Novamente pegaram os judeus em pedras para Lhe atirar. Disse-lhes Jesus: "Tenho-vos mostrado muitas obras boas da parte do Pai, por qual delas me apedrejais". Responderam-lhe os judeus: "Não é por obra boa que Te apedrejamos, e sim por causa da blasfêmia, pois sendo Tu ho­mem, Te fazes Deus a Ti mesmo".

Jesus falou várias vezes de Si mesmo como sendo Um com Deus, em essência e natureza. Ele afirmou que: "Se conheceres a Mim também conhecereis a Meu Pai, e quem não honra o Filho não honra o Pai que O enviou. Se não honrais a Mim como honrais ao Pai, desonrareis a Um e ao Outro".

Jesus era o Deus-Homem. Ele era total­mente Homem, como se nunca houvesse sido Deus, e era Deus, como se nunca tivesse sido Homem. Sendo não apenas um homem finito, mas também um Deus infinito, Ele tinha a infinita capacidade de levar sobre Si os peca­dos do mundo.


3 comentários:

Diogo said...

A Divinidade de Cristo é uma verdade claríssima nas Escrituras e na Tradição Apostólica.

No Evangelho de São João, o Apóstolo diz claramente que o Verbo não somente "estava com Deus", mas que ele "era Deus":

"No princípio era o Verbo, e o Verbo estava com Deus, e o Verbo era Deus".

João 1:1

Luiz said...

Jesus sabia que era Deus?É um fato que pede explicação.De onde surgiu a doutrina da preexistência e da Divindade de Cristo?

1-Não é plausível que os primeiros cristãos tenham criado ou forjado tal doutrina-E por que não?

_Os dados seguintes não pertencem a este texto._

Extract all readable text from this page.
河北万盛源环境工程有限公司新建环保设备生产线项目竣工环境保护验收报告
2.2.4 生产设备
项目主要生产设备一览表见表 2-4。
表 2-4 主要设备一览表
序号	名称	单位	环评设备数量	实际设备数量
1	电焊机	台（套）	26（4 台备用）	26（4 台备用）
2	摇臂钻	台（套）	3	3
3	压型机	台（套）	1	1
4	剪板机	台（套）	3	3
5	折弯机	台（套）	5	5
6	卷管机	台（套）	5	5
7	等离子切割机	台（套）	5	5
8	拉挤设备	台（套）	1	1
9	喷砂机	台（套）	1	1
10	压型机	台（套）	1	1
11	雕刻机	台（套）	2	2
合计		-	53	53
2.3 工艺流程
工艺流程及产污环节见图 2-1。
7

Os discípulos de origem judaica eram totalmente avessos a qualquer tipo de endeusamento;isto feria o monoteísmo que Israel considerava seu privilégio exclusivo.De outro lado os cristãos oriundos do paganismo não deviam estranhar a deificação de seus heróis,pois conheciam “os homens divinos”.Mas o surto tão rápido da doutrina da preexistência e da Divindade de Jesus entre os cristãos deu-se nos primeiros anos da pregação cristã,quando a influência dos cristãos de origem pagã era nula ou quando a quase totalidade dos dirigentes da jovem Igreja era de origem judaica.

2-Por conseguinte ,o surto da doutrina da preexistência e da Divindade de Jesus só pode ser explicado porque houve uma revelação do próprio Jesus a respeito,revelação suficientemente credenciada para superar todas as resistências que tal doutrina deveria encontrar.E Ele Jesus procurou transmitir esta convicção por sua palavra ou por seus atos..

Repetindo:

- A fé na preexistência e na Divindade do Ressuscitado já se encontrava largamente presente nas comunidades cristãs menos de vinte anos após a Páscoa;

- Nessa época estava começando a evangelização do mundo pagão.O influxo de cristãos de origem pagã no aparecimento dessa doutrina deve-se considerar desprezível.Logo,essa evolução aconteceu no meio judeu.

- Ora,o meio judeu era visceralmente alérgico a semelhante doutrina;parecia-se mais com a idolatria dos homens divinizados e dos deuses descendo à Terra,concepção tida em horror pelo povo judeu;

- Tal doutrina não podia impor-se senão graças a uma certeza capaz de romper com todos os obstáculos:Jesus ensinara e Deus tinha confirmado seu ensino pela ressurreição.Não parece possível apresentar outra solução.

Tania said...

Salve Maria


Prezados senhores,

Parabéns pelos artigos muito elucidativos.